Toutes les équipes sont actuellement basées en Suisse romande, mais des démarches sont en cours afin de développer le Rafroball en suisse alémanique.
Le Rafroball et le travail social
D’un point de vue sociologique, le sport est souvent considéré comme un moyen efficace d’intégration sociale pour les personnes en marge de la société et pour les personnes en situation de handicap en particulier [1]. Pour Gasparini et Talleu [2], le sport, par le rôle social qu’il définit, apparaît comme un vecteur d’intégration, de reconnaissance de soi-même, de respect des autres et de dépassement de soi. Le sport a aussi une influence positive sur d’autres plans : il favorise l’apprentissage de règles pécises, la ténacité, l’esprit d’équipe. Ce qui est appris lors d’activités sportives est transposable dans la vie en société, dans la famille, à l’école ou ailleurs.
Pour J. Gaillard [3], le sport constitue un pilier important de la vie sociale, source d’engagement et d’épanouissement personnel, encourageant le partage et le sens de la communauté. Le sport facilite également les échanges interpersonnels lorsque l’on trouve sa place dans un club qui accepte de promouvoir le droit à la différence. Selon I. Vykhodetf [4], il est essentiel que les organisations publiques et sociales favorisent le développement et le renouvellement du sport incluant les personnes en situation de handicap, afin de favoriser la santé, le bien-être et la qualité de vie de tous.

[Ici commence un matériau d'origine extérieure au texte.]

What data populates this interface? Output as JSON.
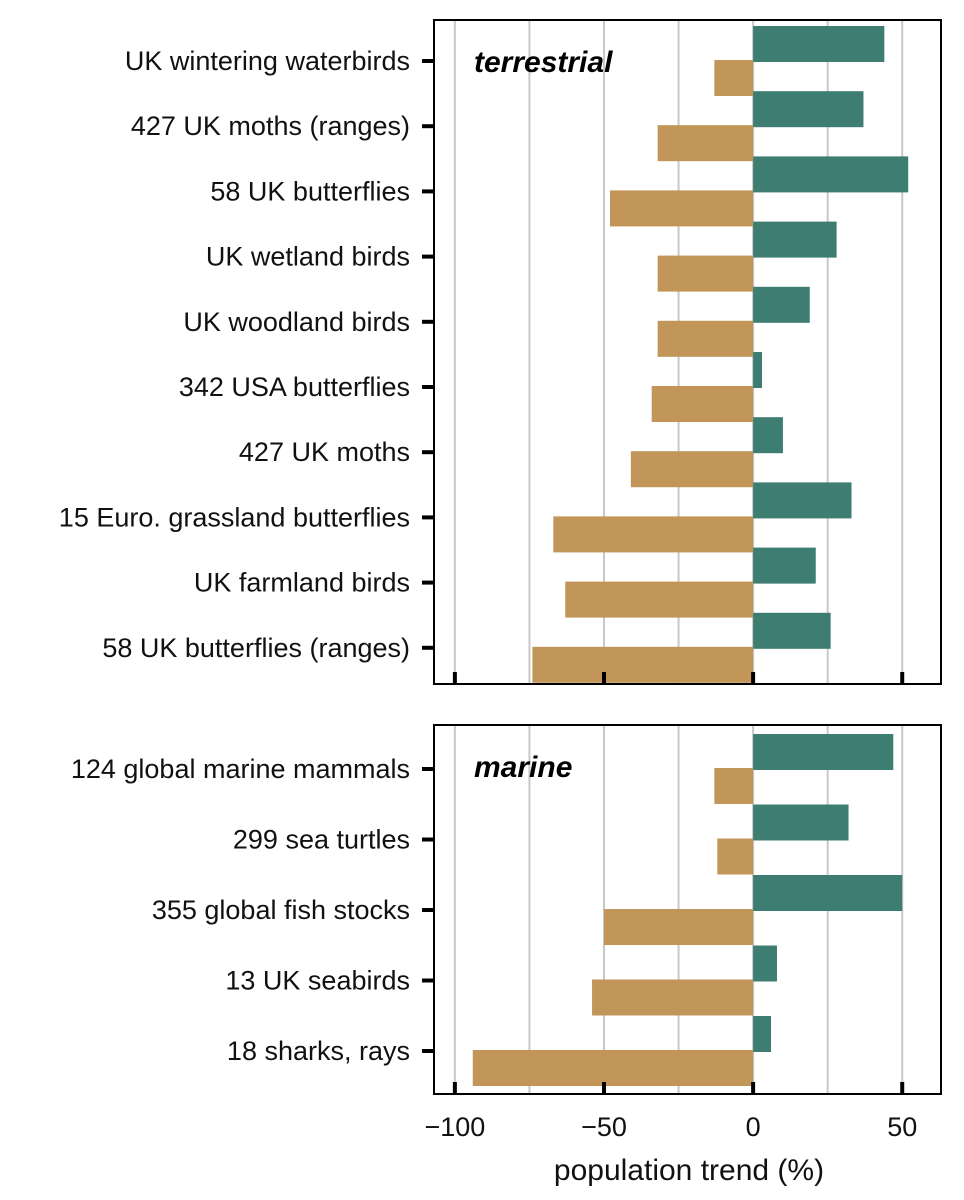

Précisément conçu dans cette perspective, le Rafroball est un sport accessible à tous et à toutes. Venez le découvrir lors d’une prochaine journée de championnat [5] !
[1] Marie Ruffieux et Aurore Martinez : « Intégration sociale : l’influence du sport vue par les personnes atteintes de la sclérose en plaques », titre du travail de bachelor en cours, HEF-TS, Givisiez.
[2] GASPARINI, W., TALLEU, C., Sport et discrimination en Europe, Strasbourg, Publishing Editions (Conseil de l’Europe), septembre 2010.
[3] GAILLARD, J., « Défi personnel, défi sociétal, le sport pour accepter la différence vers une compréhension mutuelle », in GAILLARD, J (ss la direction), Pratiques sportives et handicap, « Ensemble, sportons-nous bien », Lyon, Chronique Sociale, 2007, p. 17.
[4] VYKHODETF, I., Améliorer la qualité de vie des personnes handicapées en Europe : participation pour tous, innovation, efficacité, Actes de la conférence Saint-Pétersbourg, Fédération de Russie, 21-22 septembre 2006, Conseil de l’Europe, 2007.
[5] L’Association Rafroball organise une journée Fair-Playades en automne 2013, à la Halle des Fêtes de Payerne. Ce tournoi amical est ouvert à tous et à toutes. En attendant, consulter le calendrier 2013 sur le site internet de l’Association. Ndlr : l’auteure de cet article, Aurore Martinez, est le coach de l’équipe de Rafroball de Payerne Amine.